Like this neighborhood.
And like businesses I professionally listen to. One of the great tensions in the corporate world is that they generally have cultures that avoid risk. But they need to embrace risk in order to innovate and stay in business.
And like churches. To ask, “What’s missing?” within a church is to call into question one’s loyalty. It can be seen as subversive. Discontented. Rabble-rousing. Not being a team player. After all, didn’t God help us to build a system that works?
And yet, time and again, I see Jesus pushing his disciples to open up to include new ideas, new people. I’m guessing that none of them went up to Jesus and said, “You know what we could use in our group? A tax collector!” And yet, Jesus sought out Matthew. And called him to follow.
It’s easy to see when something obvious has been taken away, when it’s missed by its absence. Like this tree.
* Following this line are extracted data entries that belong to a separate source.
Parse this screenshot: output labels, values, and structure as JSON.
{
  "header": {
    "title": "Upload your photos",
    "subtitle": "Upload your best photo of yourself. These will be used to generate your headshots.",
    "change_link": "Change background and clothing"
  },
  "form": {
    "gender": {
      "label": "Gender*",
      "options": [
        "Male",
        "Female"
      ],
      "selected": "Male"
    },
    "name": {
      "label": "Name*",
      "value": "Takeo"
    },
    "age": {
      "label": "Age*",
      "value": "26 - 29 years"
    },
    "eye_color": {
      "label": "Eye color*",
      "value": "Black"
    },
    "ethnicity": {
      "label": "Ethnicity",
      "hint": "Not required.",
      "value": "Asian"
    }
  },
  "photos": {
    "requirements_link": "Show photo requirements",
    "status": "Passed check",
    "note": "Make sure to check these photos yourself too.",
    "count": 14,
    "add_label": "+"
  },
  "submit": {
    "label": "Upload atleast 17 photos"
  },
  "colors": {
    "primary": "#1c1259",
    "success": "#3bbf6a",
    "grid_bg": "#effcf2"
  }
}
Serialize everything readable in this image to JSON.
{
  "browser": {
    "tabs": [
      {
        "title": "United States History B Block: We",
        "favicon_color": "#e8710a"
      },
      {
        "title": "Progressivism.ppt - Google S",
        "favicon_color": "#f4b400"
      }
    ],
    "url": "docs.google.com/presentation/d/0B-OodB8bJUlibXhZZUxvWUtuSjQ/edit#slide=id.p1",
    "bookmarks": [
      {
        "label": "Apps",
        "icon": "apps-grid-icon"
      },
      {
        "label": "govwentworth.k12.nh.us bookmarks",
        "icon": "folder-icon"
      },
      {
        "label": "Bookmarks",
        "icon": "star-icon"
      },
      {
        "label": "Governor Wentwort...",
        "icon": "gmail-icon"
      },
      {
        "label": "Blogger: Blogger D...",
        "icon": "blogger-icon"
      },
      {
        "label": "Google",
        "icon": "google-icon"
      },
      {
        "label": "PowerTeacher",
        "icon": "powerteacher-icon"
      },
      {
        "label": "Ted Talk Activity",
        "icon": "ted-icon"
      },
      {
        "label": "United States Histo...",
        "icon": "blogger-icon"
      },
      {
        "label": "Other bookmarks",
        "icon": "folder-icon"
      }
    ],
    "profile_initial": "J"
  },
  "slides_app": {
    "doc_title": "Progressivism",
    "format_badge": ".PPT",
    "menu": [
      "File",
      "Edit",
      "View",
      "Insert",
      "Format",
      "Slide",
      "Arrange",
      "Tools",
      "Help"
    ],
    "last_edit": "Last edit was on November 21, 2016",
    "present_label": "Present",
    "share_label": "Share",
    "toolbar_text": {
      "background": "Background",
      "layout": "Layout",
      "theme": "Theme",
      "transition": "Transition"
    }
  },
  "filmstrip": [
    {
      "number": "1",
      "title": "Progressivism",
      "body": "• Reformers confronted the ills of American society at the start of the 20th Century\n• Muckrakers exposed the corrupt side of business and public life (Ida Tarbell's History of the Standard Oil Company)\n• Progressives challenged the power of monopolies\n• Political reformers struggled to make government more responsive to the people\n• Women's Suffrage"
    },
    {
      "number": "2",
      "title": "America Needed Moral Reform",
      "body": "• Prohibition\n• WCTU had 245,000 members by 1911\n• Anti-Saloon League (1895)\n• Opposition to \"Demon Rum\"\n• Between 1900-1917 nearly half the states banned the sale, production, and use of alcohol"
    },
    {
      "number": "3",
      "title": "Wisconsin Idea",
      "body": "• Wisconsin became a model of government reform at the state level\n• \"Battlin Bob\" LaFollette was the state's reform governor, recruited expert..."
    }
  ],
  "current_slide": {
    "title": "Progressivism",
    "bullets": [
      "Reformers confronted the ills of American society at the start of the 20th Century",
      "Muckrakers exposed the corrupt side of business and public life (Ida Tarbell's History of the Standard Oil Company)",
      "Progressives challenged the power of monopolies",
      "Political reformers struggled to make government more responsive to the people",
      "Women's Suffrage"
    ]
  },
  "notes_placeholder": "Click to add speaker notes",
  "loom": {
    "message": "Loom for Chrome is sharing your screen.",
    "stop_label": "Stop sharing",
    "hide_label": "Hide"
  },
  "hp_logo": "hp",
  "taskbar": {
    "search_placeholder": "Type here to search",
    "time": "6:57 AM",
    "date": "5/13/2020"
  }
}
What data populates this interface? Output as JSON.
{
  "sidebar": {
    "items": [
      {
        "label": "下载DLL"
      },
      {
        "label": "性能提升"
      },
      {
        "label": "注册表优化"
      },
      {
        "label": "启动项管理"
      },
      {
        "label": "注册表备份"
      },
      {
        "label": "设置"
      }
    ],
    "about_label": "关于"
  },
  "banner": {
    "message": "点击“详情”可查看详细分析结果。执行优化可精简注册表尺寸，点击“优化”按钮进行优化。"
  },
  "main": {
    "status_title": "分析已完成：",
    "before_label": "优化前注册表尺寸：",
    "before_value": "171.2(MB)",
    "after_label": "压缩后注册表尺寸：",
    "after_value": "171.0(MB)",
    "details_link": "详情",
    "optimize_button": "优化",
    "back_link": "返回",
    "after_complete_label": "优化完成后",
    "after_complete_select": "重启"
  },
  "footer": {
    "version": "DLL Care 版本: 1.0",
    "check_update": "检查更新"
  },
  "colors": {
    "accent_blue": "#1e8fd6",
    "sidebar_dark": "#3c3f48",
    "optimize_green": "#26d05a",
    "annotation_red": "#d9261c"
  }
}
Sometimes, one has to be a bit more observant, like noticing these absent owners.
It’s much harder to see what should be here and isn’t. I’ve heard in many corporate meetings the seemingly obvious phrase, “You don’t know what you don’t know.” But it’s profoundly true. We are blind to our blind spots. And our systems keep telling us we see all.
I think one of the saddest verses in Scripture is Revelations 3:17, where Jesus says to the church in Laodicea, “You say, ‘I am rich; I have acquired wealth and do not need a thing.’ But you do not realize that you are wretched, pitiful, poor, blind and naked.”
God save us from our seemingly perfect systems!
Father, how often we take pride in how well we’ve put together our homes, our churches, our systems. We can be so unaware of those things that you deem missing in our lives. Wake us up! In particular, help us to see those people we need to make room for.